Las palabras de la tribu
Mientras leía Nuestra terminología, de Reinaldo Escobar, me acordé de dos clásicos: La lengua del Tercer Reich, de Víctor Klemperer, y 1984, de George Orwell. El primero despliega un minucioso análisis filológico que revela hasta qué punto el idioma alemán fue pervertido por los nazis. El Ministerio de Propaganda dirigido por Goebbels acuñaba lemas y eufemismos mientras prohibía algunas palabras y falsificaba otras. Vocablos como "derrota", "retirada" o "huida" desaparecieron para ser sustituidos por "liberarse luchando". En ese ministerio inventaron el verbo "arianizar" para borrar a los judíos del mapa, tanto del semántico como del real.
En la novela de Orwell encontramos la noción de "neolengua" en un contexto distópico de inspiración obviamente estalinista. Para crear al hombre nuevo, había que destruir la lengua tradicional y, en su lugar, instaurar una jerga mutilada, mermada, subordinada al discurso oficial. Por ejemplo, existía la palabra "libre", pero sólo se podía usar en frases como "este perro está libre de piojos" o "este prado está libre de malas hierbas" mientras que estaba prohibido decir "este hombre es libre", pues al no existir libertad política ni intelectual, no hacía falta ninguna palabra que la expresara.
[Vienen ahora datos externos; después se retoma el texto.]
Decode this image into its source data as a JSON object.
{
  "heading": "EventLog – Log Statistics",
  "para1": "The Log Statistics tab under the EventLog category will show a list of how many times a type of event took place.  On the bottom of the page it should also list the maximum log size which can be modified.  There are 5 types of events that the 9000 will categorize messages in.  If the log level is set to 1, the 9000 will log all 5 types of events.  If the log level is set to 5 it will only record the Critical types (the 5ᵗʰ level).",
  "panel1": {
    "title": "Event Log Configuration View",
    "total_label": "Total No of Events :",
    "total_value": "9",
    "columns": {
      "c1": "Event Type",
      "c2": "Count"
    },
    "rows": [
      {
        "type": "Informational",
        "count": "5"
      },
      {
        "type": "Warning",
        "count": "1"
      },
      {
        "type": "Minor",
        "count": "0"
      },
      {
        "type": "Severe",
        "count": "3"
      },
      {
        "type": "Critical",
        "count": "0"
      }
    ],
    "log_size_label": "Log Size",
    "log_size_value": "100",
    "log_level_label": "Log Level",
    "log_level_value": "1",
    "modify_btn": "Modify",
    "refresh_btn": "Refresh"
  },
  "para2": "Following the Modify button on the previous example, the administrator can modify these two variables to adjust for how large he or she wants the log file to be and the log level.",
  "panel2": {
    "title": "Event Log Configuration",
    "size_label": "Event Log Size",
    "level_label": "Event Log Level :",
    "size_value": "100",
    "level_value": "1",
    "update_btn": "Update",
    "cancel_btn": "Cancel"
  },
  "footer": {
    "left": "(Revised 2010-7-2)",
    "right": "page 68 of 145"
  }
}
Un idioma restringido, sin matizaciones ni ambigüedades, sin sinónimos ni antónimos, sin polisemia, es el sueño de todo gran dictador. El lenguaje reprimido y el léxico envilecido conducen a la mendacidad, es decir, a un desierto conceptual o cementerio de ideas. El pensamiento único -instilado desde la infancia- es el recurso más eficaz contra el espíritu crítico y la libertad individual. Es "la rotación infernal de los signos", como decía José Ángel Valente.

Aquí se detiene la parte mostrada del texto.